WASHINGTON (Reuters) - Ethnically and racially driven terrorism rose alarmingly in 2018 both worldwide and in the United States, and groups have often mimicked the tactics of armed Islamist militants to radicalize and recruit people, the U.S. State Department said on Friday.
“Similar to Islamist terrorism this breed of terrorism is inspired by hateful, supremacist and intolerant ideology,” Nathan Sales, the State Department’s counterterrorism coordinator, told a briefing, adding that the 2018 attack by a gunman who killed 11 people at a synagogue in Pittsburgh was an example of the rising trend.
“Make no mistake we will confront all forms of terrorism no matter what ideology inspires it,” Sales said.
He added that white supremacist and other racially motivated terror organizations were copying strategies from armed Islamist groups.
“They are in a sense learning from their jihadist predecessors in terms of their ability to raise money and move money, in terms of their ability to radicalize and recruit.”
Mass shootings that killed dozens of people this year in the United States have fueled a long-running debate over gun control.

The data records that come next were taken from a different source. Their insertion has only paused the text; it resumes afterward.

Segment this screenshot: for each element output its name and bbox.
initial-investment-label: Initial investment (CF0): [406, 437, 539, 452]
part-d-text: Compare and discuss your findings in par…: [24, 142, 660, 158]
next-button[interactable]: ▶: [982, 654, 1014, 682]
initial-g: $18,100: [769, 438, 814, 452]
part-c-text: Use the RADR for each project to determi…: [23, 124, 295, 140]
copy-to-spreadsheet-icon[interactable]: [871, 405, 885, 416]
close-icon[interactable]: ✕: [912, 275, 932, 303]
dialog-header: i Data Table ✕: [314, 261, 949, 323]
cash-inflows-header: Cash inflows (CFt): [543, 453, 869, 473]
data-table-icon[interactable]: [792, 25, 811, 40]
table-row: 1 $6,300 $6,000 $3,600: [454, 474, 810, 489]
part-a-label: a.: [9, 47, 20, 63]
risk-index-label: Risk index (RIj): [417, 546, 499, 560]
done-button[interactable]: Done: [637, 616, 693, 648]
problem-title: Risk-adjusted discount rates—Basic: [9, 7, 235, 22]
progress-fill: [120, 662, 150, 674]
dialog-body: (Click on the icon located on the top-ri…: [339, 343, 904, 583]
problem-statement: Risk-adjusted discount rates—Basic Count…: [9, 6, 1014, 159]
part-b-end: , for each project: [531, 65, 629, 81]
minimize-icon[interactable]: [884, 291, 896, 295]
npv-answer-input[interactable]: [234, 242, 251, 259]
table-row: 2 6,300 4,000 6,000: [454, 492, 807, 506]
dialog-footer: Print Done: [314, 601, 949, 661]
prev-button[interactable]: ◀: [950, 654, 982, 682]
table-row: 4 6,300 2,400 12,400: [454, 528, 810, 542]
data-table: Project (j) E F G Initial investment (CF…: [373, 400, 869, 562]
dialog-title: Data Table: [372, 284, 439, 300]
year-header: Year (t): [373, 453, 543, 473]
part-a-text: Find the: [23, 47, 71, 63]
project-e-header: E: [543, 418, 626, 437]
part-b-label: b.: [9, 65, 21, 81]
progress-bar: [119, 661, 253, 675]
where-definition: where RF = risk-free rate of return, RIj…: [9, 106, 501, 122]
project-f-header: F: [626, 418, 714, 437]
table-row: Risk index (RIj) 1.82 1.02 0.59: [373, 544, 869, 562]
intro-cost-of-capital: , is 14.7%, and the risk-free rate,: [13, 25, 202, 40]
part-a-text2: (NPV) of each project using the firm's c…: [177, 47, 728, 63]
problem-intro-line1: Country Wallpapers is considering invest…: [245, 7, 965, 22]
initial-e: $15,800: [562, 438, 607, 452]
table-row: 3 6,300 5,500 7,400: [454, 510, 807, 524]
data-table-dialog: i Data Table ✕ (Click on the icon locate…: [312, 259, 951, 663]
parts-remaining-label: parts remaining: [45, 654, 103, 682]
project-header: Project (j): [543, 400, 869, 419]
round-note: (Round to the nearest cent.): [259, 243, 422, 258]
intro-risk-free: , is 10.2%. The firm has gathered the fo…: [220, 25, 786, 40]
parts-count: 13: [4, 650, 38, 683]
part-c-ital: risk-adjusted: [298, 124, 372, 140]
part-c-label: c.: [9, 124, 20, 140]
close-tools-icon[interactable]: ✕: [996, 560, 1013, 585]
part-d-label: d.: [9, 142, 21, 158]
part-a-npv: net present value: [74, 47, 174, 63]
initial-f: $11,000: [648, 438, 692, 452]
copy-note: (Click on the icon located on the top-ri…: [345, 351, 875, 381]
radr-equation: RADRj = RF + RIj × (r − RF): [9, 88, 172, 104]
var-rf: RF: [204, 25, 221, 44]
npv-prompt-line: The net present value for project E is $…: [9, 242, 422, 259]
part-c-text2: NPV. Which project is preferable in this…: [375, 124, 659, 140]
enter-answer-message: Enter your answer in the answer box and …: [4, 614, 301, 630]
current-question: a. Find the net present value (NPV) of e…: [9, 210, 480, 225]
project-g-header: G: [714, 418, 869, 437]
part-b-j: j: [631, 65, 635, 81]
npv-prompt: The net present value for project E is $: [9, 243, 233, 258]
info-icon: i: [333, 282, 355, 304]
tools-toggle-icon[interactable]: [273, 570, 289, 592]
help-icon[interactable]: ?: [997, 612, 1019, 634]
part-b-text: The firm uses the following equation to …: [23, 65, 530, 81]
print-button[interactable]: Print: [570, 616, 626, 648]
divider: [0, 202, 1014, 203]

In August, a suspected white nationalist shot dead 22 people at a Walmart store in El Paso, Texas, shortly after posting an anti-Hispanic manifesto online.
U.S. President Donald Trump said after the shooting that Americans “must condemn racism, bigotry and white supremacy” and blamed the internet and violent video games for fostering violence but some Democrats and El Paso residents said Trump’s own rhetoric about an immigrant “invasion” had contributed to racial division.
Asked if any neo-Nazi or white supremacist groups inside the United States had been identified as terrorist organizations, Sales said State Department deferred to the FBI and Department of Homeland Security when it comes to combating domestic terrorism threats.
But he added that the State Department was working with technology companies to develop positive narratives against hateful messages and international partners to mobilize action against these networks.